這激將一法,對於小菊可謂是屢試不爽。“我堂堂小菊,怎麼會不知道魔器的溫養之法!不就是用自身魔功不斷注入魔器之內,用精氣帶動魔功在魔器內流動。只要是煉器之時留下靈獸的一魄以上煉就的魔器,便都可以溫養。”說起魔器來,小菊又一副頭頭是道的樣子,“不過話說回來,你師父還確實挺厲害,這件繞指柔主材兩種,她不僅都各自留下殘魄,甚至每件還留下了一枚殘魂,高手,的確高手!”
齊一鳴對於魔器的體悟還沒有那麼深刻,雖然知道師父是個高明甚至稱得上偉大的煉器大師,但是小菊說的那些殘魂殘魄的什麼亂七八糟,他卻並不瞭解。“你是說,就跟我自己打坐練功一樣,只是要將魔功引入繞指柔裡面?這樣做對金睛仙蛟能有什麼幫助麼?”齊一鳴很是惦記着金睛仙蛟的情況。
“不是都說了,繞指柔之內,殘留着金睛仙蛟和冰鯊魔蛟各自的一魂一魄,若是你好好溫養,也許金睛仙蛟的殘魂還能恢復些神識。”小菊對於齊一鳴不認真聽自己講學很是不悅,說話間已經很沒了耐心。
“哦,能幫到仙蛟就好。那我今晚就開始溫養這件繞指柔。”齊一鳴倒是打算的挺好,等到回了九娘爲幾人安排的住處,這才傻了眼。

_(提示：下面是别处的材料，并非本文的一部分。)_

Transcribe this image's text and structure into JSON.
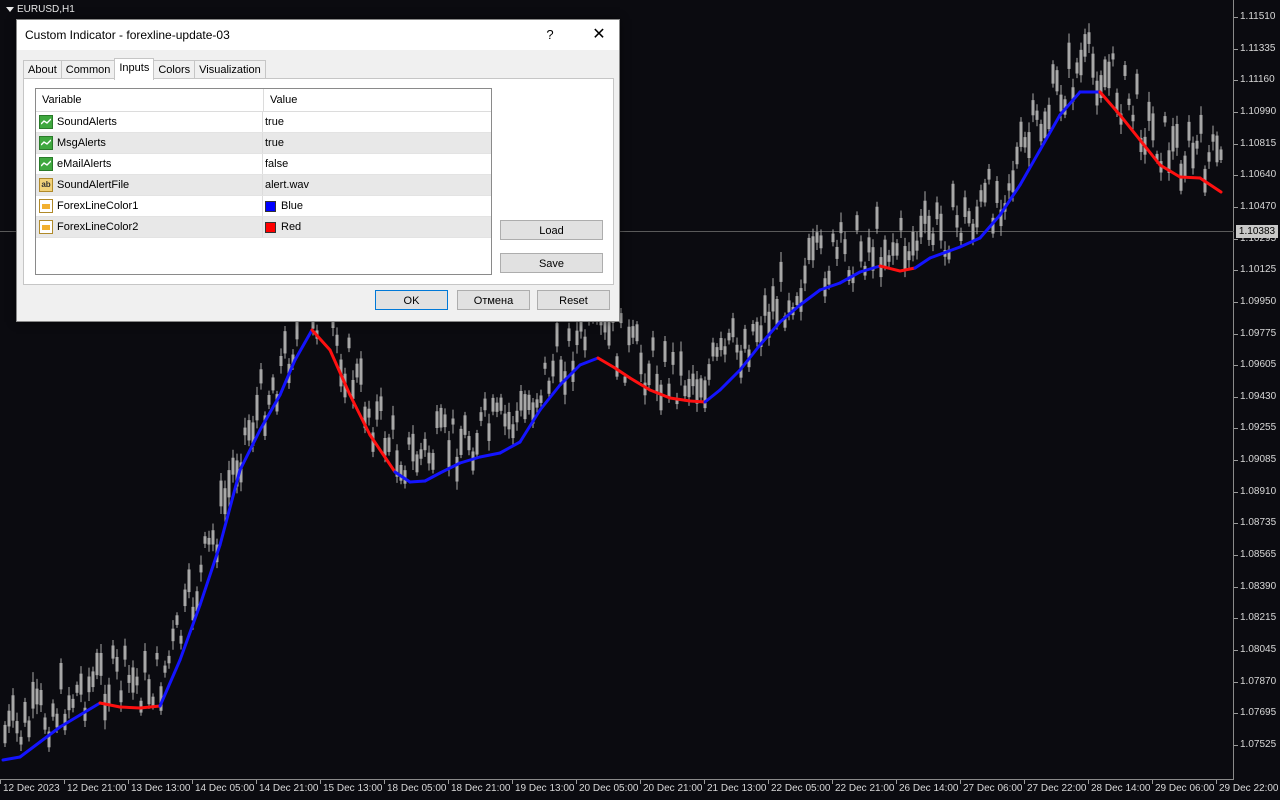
{
  "chart": {
    "symbol": "EURUSD,H1",
    "current_price": "1.10383",
    "price_ticks": [
      "1.11510",
      "1.11335",
      "1.11160",
      "1.10990",
      "1.10815",
      "1.10640",
      "1.10470",
      "1.10295",
      "1.10125",
      "1.09950",
      "1.09775",
      "1.09605",
      "1.09430",
      "1.09255",
      "1.09085",
      "1.08910",
      "1.08735",
      "1.08565",
      "1.08390",
      "1.08215",
      "1.08045",
      "1.07870",
      "1.07695",
      "1.07525"
    ],
    "time_ticks": [
      "12 Dec 2023",
      "12 Dec 21:00",
      "13 Dec 13:00",
      "14 Dec 05:00",
      "14 Dec 21:00",
      "15 Dec 13:00",
      "18 Dec 05:00",
      "18 Dec 21:00",
      "19 Dec 13:00",
      "20 Dec 05:00",
      "20 Dec 21:00",
      "21 Dec 13:00",
      "22 Dec 05:00",
      "22 Dec 21:00",
      "26 Dec 14:00",
      "27 Dec 06:00",
      "27 Dec 22:00",
      "28 Dec 14:00",
      "29 Dec 06:00",
      "29 Dec 22:00"
    ],
    "colors": {
      "background": "#0b0b10",
      "candles": "#a8a8a8",
      "up_line": "#1414ff",
      "down_line": "#ff1010"
    }
  },
  "dialog": {
    "title": "Custom Indicator - forexline-update-03",
    "help": "?",
    "close": "✕",
    "tabs": [
      "About",
      "Common",
      "Inputs",
      "Colors",
      "Visualization"
    ],
    "active_tab": "Inputs",
    "grid": {
      "headers": {
        "variable": "Variable",
        "value": "Value"
      },
      "rows": [
        {
          "icon": "bool-icon",
          "variable": "SoundAlerts",
          "value": "true"
        },
        {
          "icon": "bool-icon",
          "variable": "MsgAlerts",
          "value": "true"
        },
        {
          "icon": "bool-icon",
          "variable": "eMailAlerts",
          "value": "false"
        },
        {
          "icon": "string-icon",
          "icon_text": "ab",
          "variable": "SoundAlertFile",
          "value": "alert.wav"
        },
        {
          "icon": "color-icon",
          "variable": "ForexLineColor1",
          "value": "Blue",
          "swatch": "#0000ff"
        },
        {
          "icon": "color-icon",
          "variable": "ForexLineColor2",
          "value": "Red",
          "swatch": "#ff0000"
        }
      ]
    },
    "buttons": {
      "load": "Load",
      "save": "Save",
      "ok": "OK",
      "cancel": "Отмена",
      "reset": "Reset"
    }
  }
}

“陸大蛇!呃,不是,陸大哥,你也在啊。”面對不懷好意的打量着自己全身上下的狂蟒陸鑫舟,齊一鳴心裡不禁開始罵九娘那個死人妖假公濟私,那廝竟然給白臉小哥單獨安排了一頂小帳,而剩下的筋肉男洪景、大蛇陸鑫舟和自己,統統被安排到了另一頂小帳篷之中。帳內設施簡單,地上放着幾捲鋪蓋,看來晚上就要和這陌生的倆人睡這地鋪……
這下不光偷偷溫養繞指柔的想法破產,有這麼個冰冷冷的大蛇在側,自己恐怕連個安穩覺都難有了。